I've deleted all of my social network accounts and destroyed all the data on them as best I can except for job related sites where I try to avoid posting. Honestly, I'd get rid of my Google account if I could, but I've not found a good alternative to it.
Discord is what I use now, and it's because it's exactly what you described of the old internet. Before the pandemic I used to use Meetup.com for similar reasons, but that site doesn't have the utility or usefulness it used to have. If I had the time and money for VR I'd be using VR Chat for the same reason.
I think this is the direction many internet users are going to go, a siloed interest and personally known friends/family networks unless these social network sites become useful again for finding friends and staying in touch with existing family and friends.
Corey Booker has a word for this process whereby network monetization ultimately leads to worse and worse experiences first for its users and then its customers — “enshittification.”

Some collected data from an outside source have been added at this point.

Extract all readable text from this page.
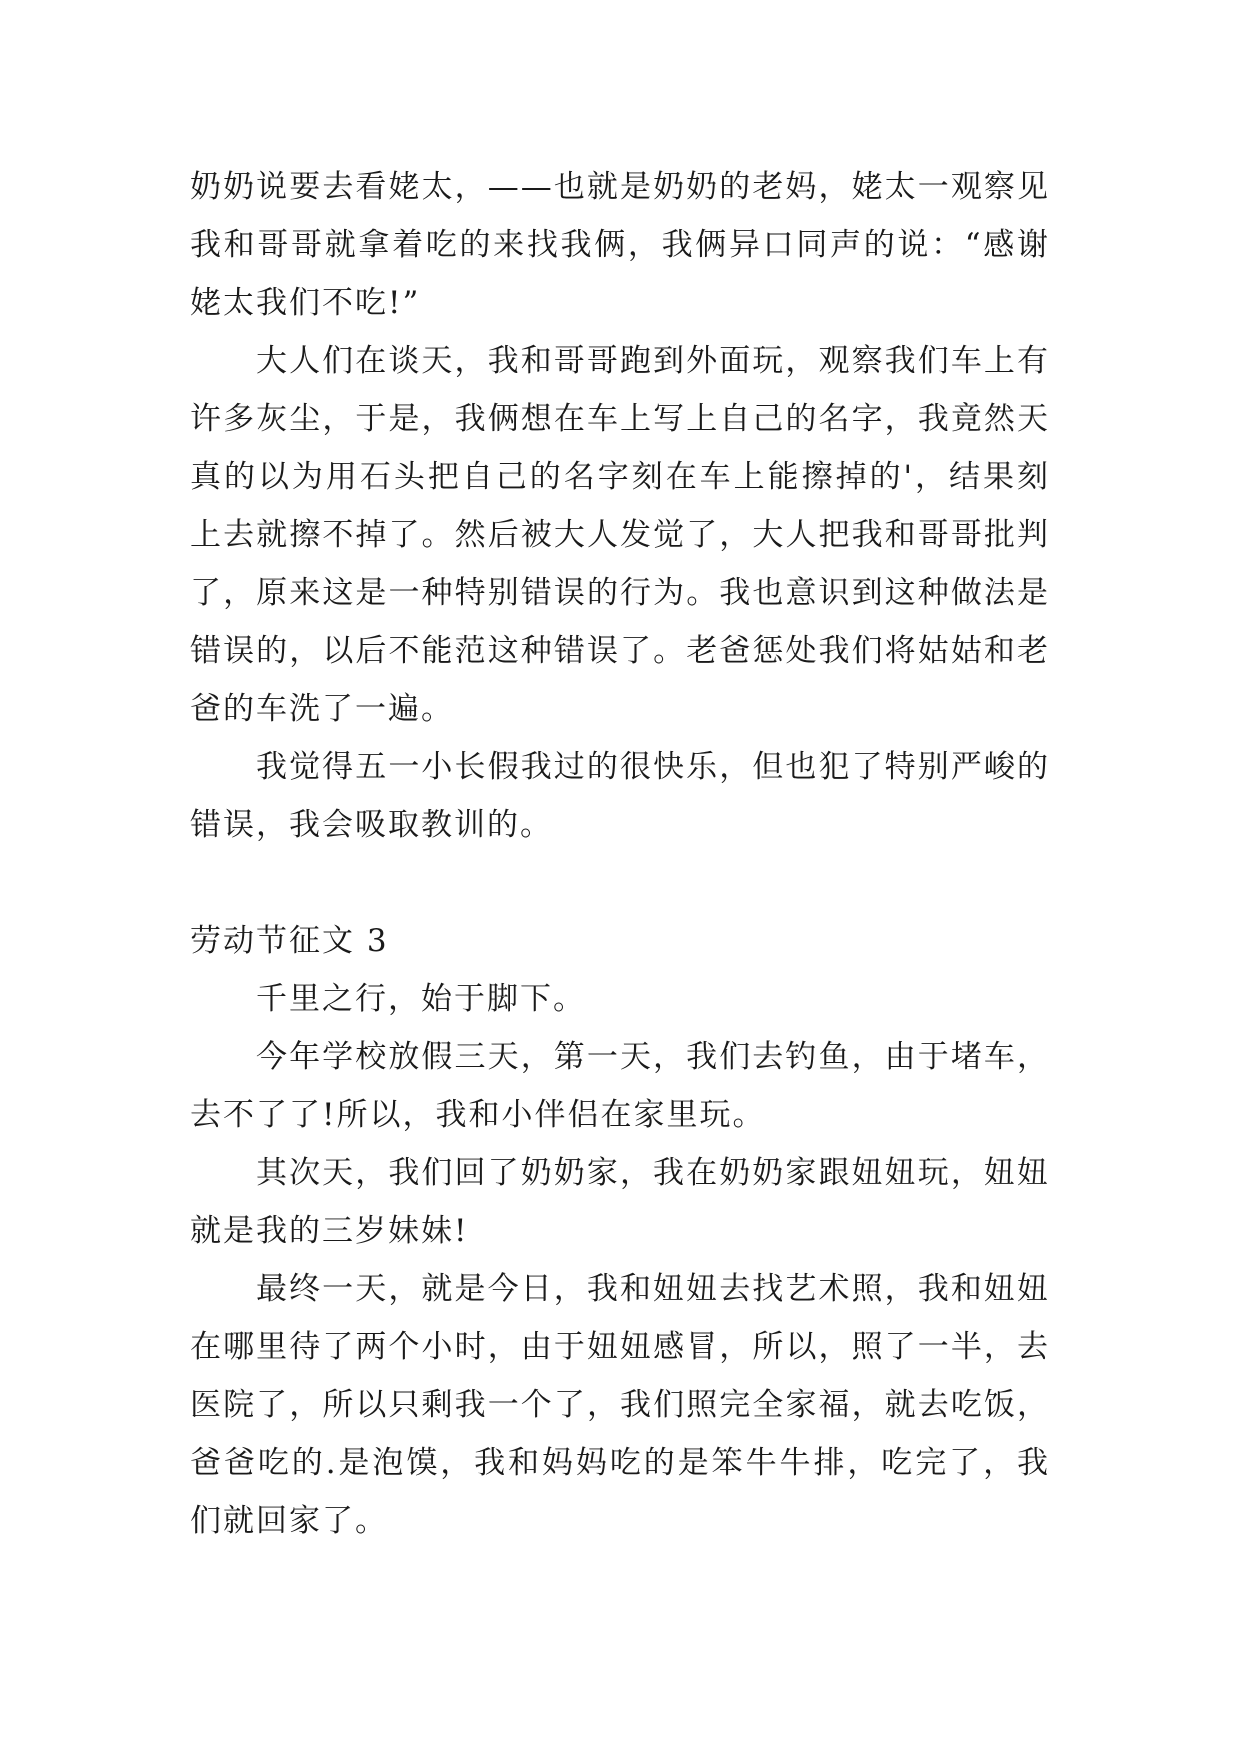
奶奶说要去看姥太，——也就是奶奶的老妈，姥太一观察见我和哥哥就拿着吃的来找我俩，我俩异口同声的说：“感谢姥太我们不吃!”

大人们在谈天，我和哥哥跑到外面玩，观察我们车上有许多灰尘，于是，我俩想在车上写上自己的名字，我竟然天真的以为用石头把自己的名字刻在车上能擦掉的'，结果刻上去就擦不掉了。然后被大人发觉了，大人把我和哥哥批判了，原来这是一种特别错误的行为。我也意识到这种做法是错误的，以后不能范这种错误了。老爸惩处我们将姑姑和老爸的车洗了一遍。

我觉得五一小长假我过的很快乐，但也犯了特别严峻的错误，我会吸取教训的。

劳动节征文 3

千里之行，始于脚下。

今年学校放假三天，第一天，我们去钓鱼，由于堵车，去不了了!所以，我和小伴侣在家里玩。

其次天，我们回了奶奶家，我在奶奶家跟妞妞玩，妞妞就是我的三岁妹妹!

最终一天，就是今日，我和妞妞去找艺术照，我和妞妞在哪里待了两个小时，由于妞妞感冒，所以，照了一半，去医院了，所以只剩我一个了，我们照完全家福，就去吃饭，爸爸吃的.是泡馍，我和妈妈吃的是笨牛牛排，吃完了，我们就回家了。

This felt like reading a reflection of my own thoughts on Threads and modern social media. Thank you, Ed, for consistently publishing such incredible analysis. I've been re-reading so many of your old and new posts while gathering thoughts for my own writing and when I saw this notification in my inbox, immediately saved the piece to read as soon as I finished work.

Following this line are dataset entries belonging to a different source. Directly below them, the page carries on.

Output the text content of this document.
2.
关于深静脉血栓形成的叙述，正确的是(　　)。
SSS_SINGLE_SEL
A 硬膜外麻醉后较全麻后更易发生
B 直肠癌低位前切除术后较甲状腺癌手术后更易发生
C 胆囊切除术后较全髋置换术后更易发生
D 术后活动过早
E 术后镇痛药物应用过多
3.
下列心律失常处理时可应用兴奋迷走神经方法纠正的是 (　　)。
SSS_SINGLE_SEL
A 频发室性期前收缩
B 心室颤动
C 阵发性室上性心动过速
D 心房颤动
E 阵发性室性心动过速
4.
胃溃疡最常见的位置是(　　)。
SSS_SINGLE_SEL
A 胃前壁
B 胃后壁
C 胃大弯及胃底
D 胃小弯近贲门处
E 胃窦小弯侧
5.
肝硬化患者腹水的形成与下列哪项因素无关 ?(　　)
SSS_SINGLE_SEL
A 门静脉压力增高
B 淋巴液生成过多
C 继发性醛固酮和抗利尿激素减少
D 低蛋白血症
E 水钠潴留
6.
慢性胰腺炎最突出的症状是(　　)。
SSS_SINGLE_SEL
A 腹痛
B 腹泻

great article but what is the difference between being a private company and what facebook is now? Zuckerberg has complete control over the company with having majority voting rights.
This is the bullseye. Though I will debate if FB was ever "good" - but it was entertaining for a while, in a new car smell kind of way, until we started to figure out what it was doing to people, and the, you know, the genocide. "Progress" isn't linear, of course, and I have suspected that the idea of social media reinforced the notion of "nothing is free" and also, was something like the modern equivalent of the Neanderthal: perfectly well suited to the world but still driven to extinction by external forces made worse by internal instincts.

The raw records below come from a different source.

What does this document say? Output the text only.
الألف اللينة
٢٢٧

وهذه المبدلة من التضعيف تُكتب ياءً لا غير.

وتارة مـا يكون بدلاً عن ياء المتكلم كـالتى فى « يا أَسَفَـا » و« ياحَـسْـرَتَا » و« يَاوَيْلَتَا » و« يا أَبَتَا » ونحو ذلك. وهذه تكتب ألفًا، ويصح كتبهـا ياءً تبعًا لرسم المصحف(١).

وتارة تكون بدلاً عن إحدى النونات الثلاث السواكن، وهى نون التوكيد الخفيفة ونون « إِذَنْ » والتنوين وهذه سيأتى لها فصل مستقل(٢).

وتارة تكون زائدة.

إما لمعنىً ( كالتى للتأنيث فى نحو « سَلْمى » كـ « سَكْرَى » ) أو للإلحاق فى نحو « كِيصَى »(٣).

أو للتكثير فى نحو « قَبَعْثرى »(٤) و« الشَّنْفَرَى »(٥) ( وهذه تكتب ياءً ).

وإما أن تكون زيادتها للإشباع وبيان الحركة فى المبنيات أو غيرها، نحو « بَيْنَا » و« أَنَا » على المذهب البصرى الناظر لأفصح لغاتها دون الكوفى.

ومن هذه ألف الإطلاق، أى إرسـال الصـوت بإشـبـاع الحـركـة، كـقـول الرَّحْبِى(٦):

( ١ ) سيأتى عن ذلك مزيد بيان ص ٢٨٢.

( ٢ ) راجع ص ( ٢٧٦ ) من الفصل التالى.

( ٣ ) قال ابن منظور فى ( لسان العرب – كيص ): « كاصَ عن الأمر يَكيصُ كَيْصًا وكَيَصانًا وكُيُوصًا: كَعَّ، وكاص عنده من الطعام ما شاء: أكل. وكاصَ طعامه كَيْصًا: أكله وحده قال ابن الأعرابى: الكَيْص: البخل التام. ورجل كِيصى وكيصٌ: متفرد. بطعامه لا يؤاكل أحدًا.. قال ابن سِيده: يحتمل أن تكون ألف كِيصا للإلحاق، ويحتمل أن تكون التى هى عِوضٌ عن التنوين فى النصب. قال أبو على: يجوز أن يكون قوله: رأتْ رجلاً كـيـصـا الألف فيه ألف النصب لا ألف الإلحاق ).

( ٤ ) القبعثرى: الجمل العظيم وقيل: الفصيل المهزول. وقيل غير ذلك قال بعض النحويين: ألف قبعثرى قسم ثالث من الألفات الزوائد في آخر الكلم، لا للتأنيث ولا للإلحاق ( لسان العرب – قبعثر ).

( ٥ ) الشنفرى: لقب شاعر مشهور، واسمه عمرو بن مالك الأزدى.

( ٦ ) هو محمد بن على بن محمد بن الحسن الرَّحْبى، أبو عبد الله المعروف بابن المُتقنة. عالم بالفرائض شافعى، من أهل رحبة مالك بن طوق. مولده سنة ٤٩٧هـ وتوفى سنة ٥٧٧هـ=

Since you mention mIRC a little nitpick: mIRC is the client, the protocol is called IRC. There are other clients too which allows the users to curate their experience, a lot of them support pretty advanced scripting. The networks are often financed by donations, there really isn't a good way to advertise on IRC. This works because the service is rather inexpensive to provide and enough people still care about it to keep it going. I still use IRC regular to participate in discussions around certain Tech - however some of this has now moved to Slack which in my opinion is a worse user experience (it tries to do too many things at once). Having stuff be a bit more complicated also filters out the absolutely stupid. I still remember the lamentations about AOL users being let loose on the internet.